Zane Hengsperger, founder and CEO of Nox Metals is focused on fixing one of manufacturing’s most overlooked bottlenecks; getting raw material fast, reliably, and without friction.
In this episode of Just Gonna Send It, Jim and Zane walk through his path from growing up around a machine shop to a brief run in tech, and ultimately back into manufacturing to build something of his own. They get into why software alone is not enough, how applying technology to simple processes creates real leverage, and what it actually takes to stand up a physical operation from scratch. From buying and rigging a massive saw to running the shop themselves after hours, it is a conversation about moving fast, learning by doing, and building where it matters.
In this episode of Just Gonna Send It, Jim Belosic sits down with Zane Hengsperger, founder and CEO of Nox Metals. Zane is known online for talking about reindustrializing America, but this conversation goes deeper than manufacturing talking points. He shares how a childhood interest in filmmaking, time around his dad’s machine shop, a brief stop in tech, and a growing obsession with industrial capacity all led him to build a modern metal service center designed for speed, software, and real factory impact.

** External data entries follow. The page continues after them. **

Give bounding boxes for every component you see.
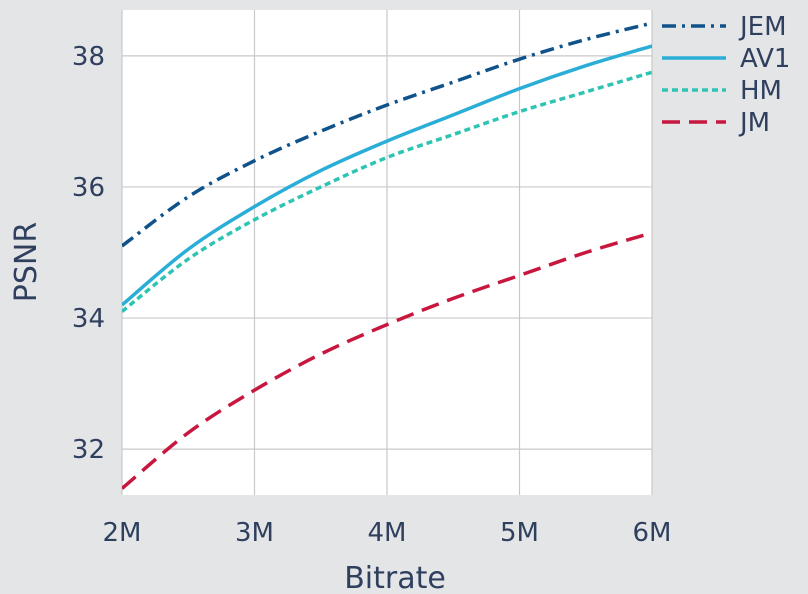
x-tick-labels: 2M 3M 4M 5M 6M — [103, 518, 672, 548]
legend-label-jem: JEM — [738, 12, 787, 42]
x-tick-label-0: 2M — [103, 518, 142, 548]
series-line-jem — [122, 21, 652, 248]
x-tick-label-2: 4M — [368, 518, 407, 548]
y-axis-label: PSNR — [9, 222, 44, 302]
grid-lines — [121, 10, 653, 495]
x-tick-label-4: 6M — [633, 518, 672, 548]
y-tick-label-0: 32 — [72, 435, 105, 465]
series-line-av1 — [122, 44, 652, 307]
y-tick-labels: 32 34 36 38 — [72, 42, 105, 465]
y-tick-label-2: 36 — [72, 173, 105, 203]
y-tick-label-3: 38 — [72, 42, 105, 72]
series-line-jm — [122, 231, 652, 490]
x-axis-label: Bitrate — [344, 561, 446, 594]
legend-label-hm: HM — [740, 76, 782, 106]
series-line-hm — [122, 70, 652, 313]
x-tick-label-1: 3M — [235, 518, 274, 548]
legend-label-jm: JM — [738, 108, 770, 138]
y-tick-label-1: 34 — [72, 304, 105, 334]
legend-label-av1: AV1 — [740, 44, 790, 74]
x-tick-label-3: 5M — [500, 518, 539, 548]
series-lines — [122, 21, 652, 490]
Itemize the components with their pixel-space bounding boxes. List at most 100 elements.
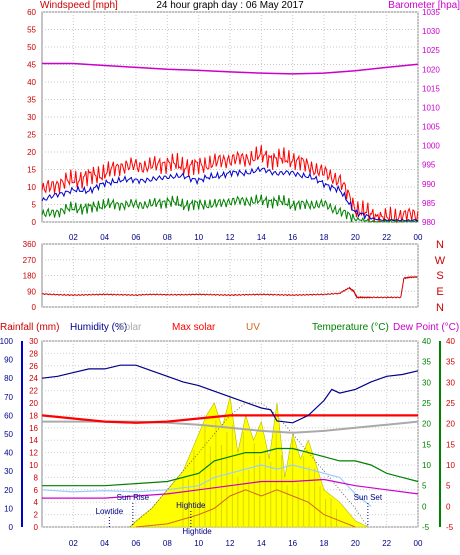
- panel3-humidity-tick: 20: [4, 486, 13, 495]
- panel3-rain-tick: 18: [29, 411, 38, 420]
- panel1-x-tick: 14: [257, 233, 266, 242]
- panel3-legend-label: Rainfall (mm): [0, 322, 59, 333]
- panel3-dewpoint-tick: 25: [446, 399, 455, 408]
- dewpoint-line: [42, 478, 419, 499]
- panel1-left-tick: 0: [32, 218, 37, 227]
- panel2-y-tick: 0: [32, 303, 37, 312]
- panel3-dewpoint-tick: 5: [446, 482, 451, 491]
- panel1-left-tick: 40: [27, 78, 36, 87]
- panel3-temp-tick: 15: [422, 440, 431, 449]
- panel3-legend-label: Solar: [118, 322, 142, 333]
- panel3-dewpoint-tick: 10: [446, 461, 455, 470]
- panel3-temp-tick: 35: [422, 358, 431, 367]
- panel3-dewpoint-tick: -5: [446, 523, 454, 532]
- wind-direction-line: [41, 275, 418, 299]
- panel3-legend-label: Temperature (°C): [312, 322, 389, 333]
- panel3-humidity-tick: 60: [4, 411, 13, 420]
- panel3-temp-tick: -5: [422, 523, 430, 532]
- panel1-left-tick: 55: [27, 26, 36, 35]
- panel3-humidity-tick: 100: [0, 337, 14, 346]
- panel1-x-tick: 16: [288, 233, 297, 242]
- panel1-right-tick: 1035: [422, 8, 440, 17]
- panel2-y-tick: 90: [27, 287, 36, 296]
- panel1-right-tick: 985: [422, 199, 436, 208]
- panel3-x-tick: 00: [414, 539, 423, 548]
- panel3-x-tick: 04: [100, 539, 109, 548]
- panel3-dewpoint-tick: 40: [446, 337, 455, 346]
- barometer-line: [42, 62, 419, 75]
- panel3-dewpoint-tick: 15: [446, 440, 455, 449]
- panel1-right-tick: 1030: [422, 27, 440, 36]
- panel1-right-tick: 995: [422, 161, 436, 170]
- gust-line: [41, 145, 419, 224]
- panel2-y-tick: 180: [23, 272, 37, 281]
- panel1-x-tick: 10: [194, 233, 203, 242]
- panel1-right-tick: 1005: [422, 123, 440, 132]
- panel1-x-tick: 02: [69, 233, 78, 242]
- panel3-dewpoint-tick: 20: [446, 420, 455, 429]
- panel3-rain-tick: 22: [29, 387, 38, 396]
- panel2-compass-label: E: [436, 286, 443, 298]
- panel3-humidity-tick: 80: [4, 374, 13, 383]
- panel1-right-tick: 1015: [422, 84, 440, 93]
- panel3-annotation: Lowtide: [96, 507, 124, 516]
- panel3-temp-tick: 30: [422, 378, 431, 387]
- panel3-rain-tick: 12: [29, 449, 38, 458]
- panel3-annotation: Sun Set: [354, 493, 383, 502]
- panel3-x-tick: 20: [351, 539, 360, 548]
- panel1-left-tick: 30: [27, 113, 36, 122]
- panel1-left-tick: 50: [27, 43, 36, 52]
- panel1-right-tick: 1020: [422, 65, 440, 74]
- panel3-rain-tick: 30: [29, 337, 38, 346]
- panel1-left-tick: 60: [27, 8, 36, 17]
- panel3-rain-tick: 6: [34, 486, 39, 495]
- panel3-humidity-tick: 0: [9, 523, 14, 532]
- panel3-x-tick: 14: [257, 539, 266, 548]
- panel3-temp-tick: 10: [422, 461, 431, 470]
- panel3-temp-tick: 5: [422, 482, 427, 491]
- panel3-rain-tick: 0: [34, 523, 39, 532]
- panel3-temp-tick: 0: [422, 502, 427, 511]
- panel1-x-tick: 18: [320, 233, 329, 242]
- panel3-x-tick: 22: [382, 539, 391, 548]
- panel1-left-tick: 25: [27, 131, 36, 140]
- panel3-annotation: Hightide: [176, 501, 206, 510]
- lightblue-line: [41, 464, 372, 507]
- panel3-humidity-tick: 40: [4, 449, 13, 458]
- panel1-left-tick: 10: [27, 183, 36, 192]
- panel3-rain-tick: 10: [29, 461, 38, 470]
- panel3-legend-label: Max solar: [172, 322, 216, 333]
- panel1-right-tick: 980: [422, 218, 436, 227]
- panel2-compass-label: N: [436, 239, 444, 251]
- panel1-x-tick: 00: [414, 233, 423, 242]
- panel1-right-tick: 1025: [422, 46, 440, 55]
- avg-wind-line: [41, 166, 419, 222]
- panel1-left-tick: 20: [27, 148, 36, 157]
- panel3-temp-tick: 40: [422, 337, 431, 346]
- panel3-x-tick: 16: [288, 539, 297, 548]
- panel1-left-axis-label: Windspeed [mph]: [40, 0, 118, 11]
- panel3-humidity-tick: 10: [4, 504, 13, 513]
- temperature-line: [42, 447, 419, 487]
- panel3-x-tick: 08: [163, 539, 172, 548]
- panel1-left-tick: 5: [32, 201, 37, 210]
- panel3-x-tick: 12: [226, 539, 235, 548]
- panel1-right-axis-label: Barometer [hpa]: [388, 0, 460, 11]
- panel3-rain-tick: 20: [29, 399, 38, 408]
- panel3-temp-tick: 25: [422, 399, 431, 408]
- panel3-x-tick: 10: [194, 539, 203, 548]
- panel3-humidity-tick: 50: [4, 430, 13, 439]
- panel2-compass-label: W: [435, 255, 446, 267]
- panel3-rain-tick: 14: [29, 436, 38, 445]
- min-wind-line: [41, 194, 419, 223]
- panel3-dewpoint-tick: 35: [446, 358, 455, 367]
- panel1-right-tick: 1010: [422, 103, 440, 112]
- panel3-rain-tick: 4: [34, 498, 39, 507]
- panel3-rain-tick: 28: [29, 349, 38, 358]
- panel1-x-tick: 06: [132, 233, 141, 242]
- panel1-x-tick: 22: [382, 233, 391, 242]
- panel3-legend-label: Humidity (%): [70, 322, 127, 333]
- panel3-annotation: Sun Rise: [117, 493, 150, 502]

Before metal, Zane wanted to be a director. He spent his early years filming skate clips, making short videos, and learning how to edit and tell a story. That creative instinct never really went away. It just followed him into manufacturing, where content, distribution, and taste became part of how he thinks about building companies and getting people excited about hard tech.
Zane’s dad owned a machine shop, so his first jobs were not glamorous. He started by scrubbing floors, then worked his way into machine operation, delivery trucks, cranes, forklifts, and all the random tasks that come with a small shop. At the time it just felt like work. Looking back, it gave him a front row seat to how real manufacturing businesses run, and how much opportunity exists when you understand the basics.

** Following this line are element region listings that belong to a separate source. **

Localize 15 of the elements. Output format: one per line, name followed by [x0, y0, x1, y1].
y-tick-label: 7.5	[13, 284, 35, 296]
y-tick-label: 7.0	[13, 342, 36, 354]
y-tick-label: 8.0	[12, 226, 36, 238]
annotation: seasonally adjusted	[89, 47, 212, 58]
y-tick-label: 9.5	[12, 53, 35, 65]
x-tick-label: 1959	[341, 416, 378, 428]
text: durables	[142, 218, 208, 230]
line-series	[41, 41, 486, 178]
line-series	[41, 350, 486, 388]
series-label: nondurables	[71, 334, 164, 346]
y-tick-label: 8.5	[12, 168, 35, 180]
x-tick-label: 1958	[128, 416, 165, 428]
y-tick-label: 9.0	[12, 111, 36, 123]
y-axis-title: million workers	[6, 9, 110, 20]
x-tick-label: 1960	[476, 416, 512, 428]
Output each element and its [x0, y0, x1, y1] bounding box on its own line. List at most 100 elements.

Zane studied economics, partly because it felt broad and flexible, but says knowing what he knows now, he would probably have chosen computer science. After college he briefly joined Uber, where he learned how much energy he could bring to a fast growing company, but quickly realized he wanted more ownership and impact. That pushed him into his first startup, a software company focused on simplifying ad buying for physical advertising spaces like billboards and stadiums. The business found customers, but eventually Zane sold his stake and moved on.
The shift back into manufacturing happened when he started spending time in a factory again and realized how much he missed the physical world of making things. Books, conversations, and broader trends around industrial decline pushed him to think bigger about American manufacturing. Instead of building more software disconnected from physical products, he wanted to work on a problem that mattered to real factories and real supply chains.
That led Zane to Delta 70, a custom rack manufacturer, where he became deeply involved in day to day operations. He spent a year in the business, learning the rhythms of a shop, helping lead a team, and seeing firsthand where cost, lead time, and material sourcing created pain. The more he looked at the numbers, the more one problem kept standing out: getting metal was still too slow, too manual, and too painful.
Nox started with a simple question. Why is buying metal still this hard? Zane saw that service centers were critical to manufacturing, but still operated with huge amounts of friction. Quotes took too long, decisions were too manual, and customers often had to wait days just to get an answer. His idea was to build a modern metal service center where software handles the complexity and customers get what they need faster and more easily.
Zane describes Nox as a metal service center, but the real differentiator is software. The company is designed to quote quickly, estimate jobs intelligently, optimize material usage, and eventually predict customer demand before customers even place the order. Instead of treating software like an add on, Nox is being built around the idea that code should solve every painful operational problem possible, from quoting to nesting to inventory decisions.
As Zane started talking publicly about the problem, his posts caught the attention of Y Combinator. That turned into a fast moving process, an acceptance, and a near immediate flight to San Francisco. He joined the batch while Nox was still taking shape, and used that momentum to sharpen the vision, raise support, and push the company forward while still handling the realities of setting up a physical operation.
In the early days, the Nox team handled everything. They sold during the day, worked on software, managed operations, then put on shop gear in the evening and cut metal themselves. That blend of startup urgency and factory discipline shaped the culture early. The business was not built from a spreadsheet alone. It was built by actually moving material, running the saw, and staying close to the work.
At its core, Nox is about making raw material easier to access for American manufacturers, especially the companies too small to get white glove treatment from traditional service centers but too important to keep waiting around for quotes and lead times. Zane believes one of the biggest gaps in reindustrialization is not flashy robotics or futuristic slogans, but simply making the basics more available, more efficient, and more responsive.
Zane Hengsperger joins Jim to share how a mix of early shop exposure, time in tech, and a growing focus on industrial capacity led him to start Nox Metals. The conversation follows his path from software back into manufacturing, where he saw firsthand how slow and painful sourcing metal still is. They break down how Nox is building a modern service center powered by software, what it took to get the operation off the ground, and why solving simple, foundational problems can have an outsized impact on the future of manufacturing.